С Толстожопой я мог бы в крайнем случае прибегнуть к куннилингусу: я представлял себе, как пробираюсь лицом между её рыхлых ляжек, её бледных половых губ, в попытке оживить поникший клитор. Но я не сомневался, что даже этого было бы мало — а может, только усилило бы её муки. Она, как и множество других женщин, хотела, чтобы её взяли, на меньшее она бы не согласилась, это не подлежало обсуждению.
Я сбежал; как и всякий мужчина в подобных обстоятельствах, я сбежал: перестал отвечать на её мейлы, запретил пускать её к себе в гримерку. Она не сдавалась несколько лет — пять, а может, семь, она не сдавалась ужасно много лет; по-моему, последнее её письмо пришло накануне моей встречи с Изабель.
Естественно, я ничего ей не говорил, я вообще не вступал с ней в контакт; возможно, в конечном счёте интуиция, то, что называется женская интуиция, действительно существует, так или иначе, именно в этот момент она сгинула, исчезла из моей жизни, а может, и из жизни вообще, как неоднократно грозилась.
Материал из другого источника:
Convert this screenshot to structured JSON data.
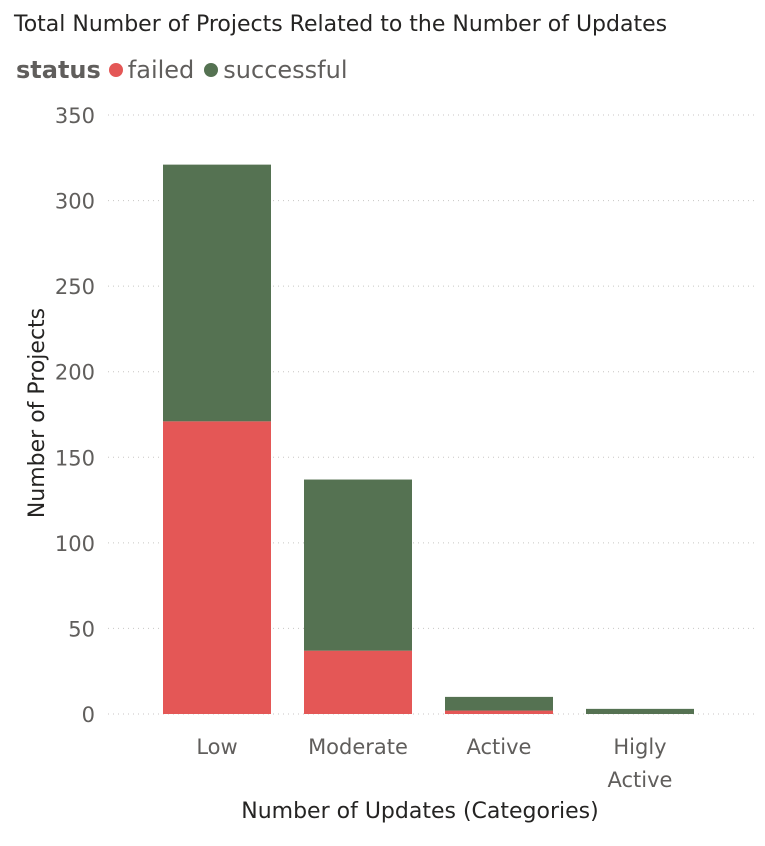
{
  "colors": {
    "failed": "#e45756",
    "successful": "#557252",
    "gridline": "#c8c6c4"
  },
  "chart_data": {
    "type": "bar",
    "stacked": true,
    "title": "Total Number of Projects Related to the Number of Updates",
    "xlabel": "Number of Updates (Categories)",
    "ylabel": "Number of Projects",
    "legend_title": "status",
    "legend_position": "top-left",
    "grid": true,
    "ylim": [
      0,
      350
    ],
    "yticks": [
      0,
      50,
      100,
      150,
      200,
      250,
      300,
      350
    ],
    "categories": [
      [
        "Low"
      ],
      [
        "Moderate"
      ],
      [
        "Active"
      ],
      [
        "Higly",
        "Active"
      ]
    ],
    "series": [
      {
        "name": "failed",
        "values": [
          171,
          37,
          2,
          0
        ]
      },
      {
        "name": "successful",
        "values": [
          150,
          100,
          8,
          3
        ]
      }
    ]
  }
}
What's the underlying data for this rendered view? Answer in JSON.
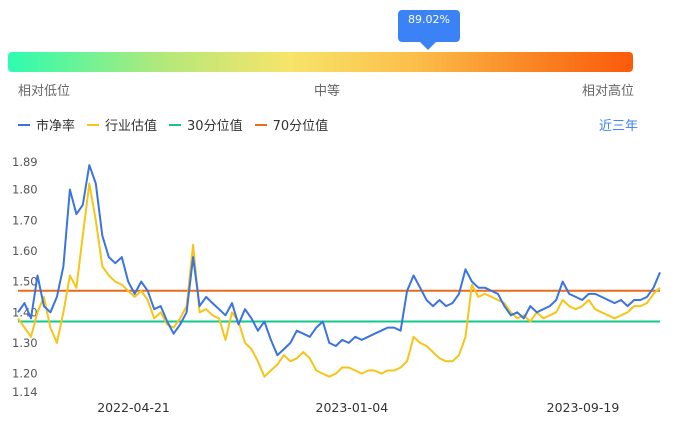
{
  "gauge": {
    "percentile_label": "89.02%",
    "percentile_value": 0.8902,
    "low_label": "相对低位",
    "mid_label": "中等",
    "high_label": "相对高位"
  },
  "legend": {
    "items": [
      {
        "key": "pb",
        "label": "市净率",
        "color": "#3b74e0"
      },
      {
        "key": "industry",
        "label": "行业估值",
        "color": "#f5c518"
      },
      {
        "key": "p30",
        "label": "30分位值",
        "color": "#12c98a"
      },
      {
        "key": "p70",
        "label": "70分位值",
        "color": "#ee6a1b"
      }
    ],
    "range_label": "近三年"
  },
  "chart_data": {
    "type": "line",
    "y_ticks": [
      "1.89",
      "1.80",
      "1.70",
      "1.60",
      "1.50",
      "1.40",
      "1.30",
      "1.20",
      "1.14"
    ],
    "ylim": [
      1.14,
      1.89
    ],
    "x_ticks": [
      "2022-04-21",
      "2023-01-04",
      "2023-09-19"
    ],
    "percentile_30": 1.37,
    "percentile_70": 1.47,
    "series": [
      {
        "name": "市净率",
        "color": "#3b74e0",
        "values": [
          1.4,
          1.43,
          1.38,
          1.52,
          1.42,
          1.4,
          1.45,
          1.55,
          1.8,
          1.72,
          1.75,
          1.88,
          1.82,
          1.65,
          1.58,
          1.56,
          1.58,
          1.5,
          1.46,
          1.5,
          1.47,
          1.41,
          1.42,
          1.37,
          1.33,
          1.36,
          1.4,
          1.58,
          1.42,
          1.45,
          1.43,
          1.41,
          1.39,
          1.43,
          1.36,
          1.41,
          1.38,
          1.34,
          1.37,
          1.31,
          1.26,
          1.28,
          1.3,
          1.34,
          1.33,
          1.32,
          1.35,
          1.37,
          1.3,
          1.29,
          1.31,
          1.3,
          1.32,
          1.31,
          1.32,
          1.33,
          1.34,
          1.35,
          1.35,
          1.34,
          1.47,
          1.52,
          1.48,
          1.44,
          1.42,
          1.44,
          1.42,
          1.43,
          1.46,
          1.54,
          1.5,
          1.48,
          1.48,
          1.47,
          1.46,
          1.42,
          1.39,
          1.4,
          1.38,
          1.42,
          1.4,
          1.41,
          1.42,
          1.44,
          1.5,
          1.46,
          1.45,
          1.44,
          1.46,
          1.46,
          1.45,
          1.44,
          1.43,
          1.44,
          1.42,
          1.44,
          1.44,
          1.45,
          1.48,
          1.53
        ]
      },
      {
        "name": "行业估值",
        "color": "#f5c518",
        "values": [
          1.38,
          1.35,
          1.32,
          1.4,
          1.45,
          1.35,
          1.3,
          1.4,
          1.52,
          1.48,
          1.65,
          1.82,
          1.7,
          1.55,
          1.52,
          1.5,
          1.49,
          1.47,
          1.45,
          1.47,
          1.44,
          1.38,
          1.4,
          1.36,
          1.35,
          1.38,
          1.42,
          1.62,
          1.4,
          1.41,
          1.39,
          1.38,
          1.31,
          1.4,
          1.37,
          1.3,
          1.28,
          1.24,
          1.19,
          1.21,
          1.23,
          1.26,
          1.24,
          1.25,
          1.27,
          1.25,
          1.21,
          1.2,
          1.19,
          1.2,
          1.22,
          1.22,
          1.21,
          1.2,
          1.21,
          1.21,
          1.2,
          1.21,
          1.21,
          1.22,
          1.24,
          1.32,
          1.3,
          1.29,
          1.27,
          1.25,
          1.24,
          1.24,
          1.26,
          1.32,
          1.49,
          1.45,
          1.46,
          1.45,
          1.44,
          1.43,
          1.4,
          1.38,
          1.39,
          1.37,
          1.4,
          1.38,
          1.39,
          1.4,
          1.44,
          1.42,
          1.41,
          1.42,
          1.44,
          1.41,
          1.4,
          1.39,
          1.38,
          1.39,
          1.4,
          1.42,
          1.42,
          1.43,
          1.46,
          1.48
        ]
      }
    ]
  }
}
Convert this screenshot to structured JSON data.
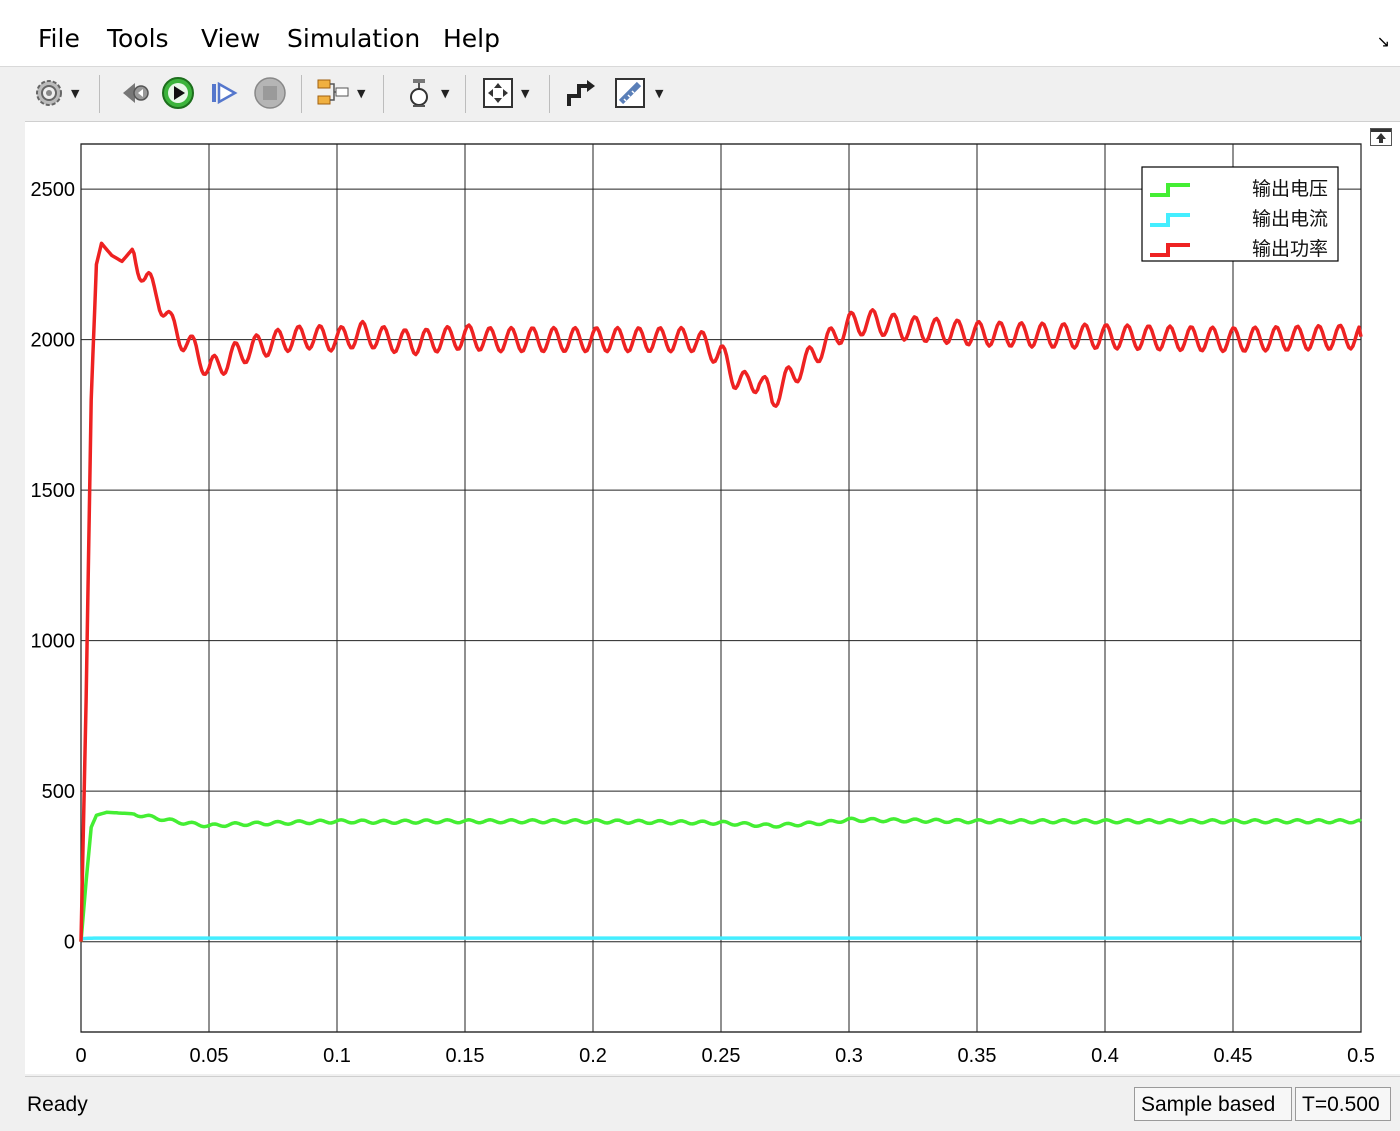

Наутро после той тягостной ночи я первым же рейсом вылетел в Париж. Эстер слегка удивилась, она думала, я пробуду в Мадриде всю неделю, впрочем, я и сам так предполагал и теперь не вполне понимал, почему внезапно решил ехать, может, чтобы показать, что мы сами с усами и у меня есть своя жизнь, своя работа, своя независимость, — коли так, то я просчитался, она отнюдь не рвала на себе волосы, нисколько не расстроилась, просто сказала: «Bueno…»[67], и все. Но думаю, в моих поступках уже действительно не оставалось смысла, я начал вести себя как старое, смертельно раненное животное, которое бросается во все стороны, обо все бьётся, падает, вскакивает, всё сильнее ярясь — и все больше слабея, обезумевшее, опьяневшее от запаха собственной крови.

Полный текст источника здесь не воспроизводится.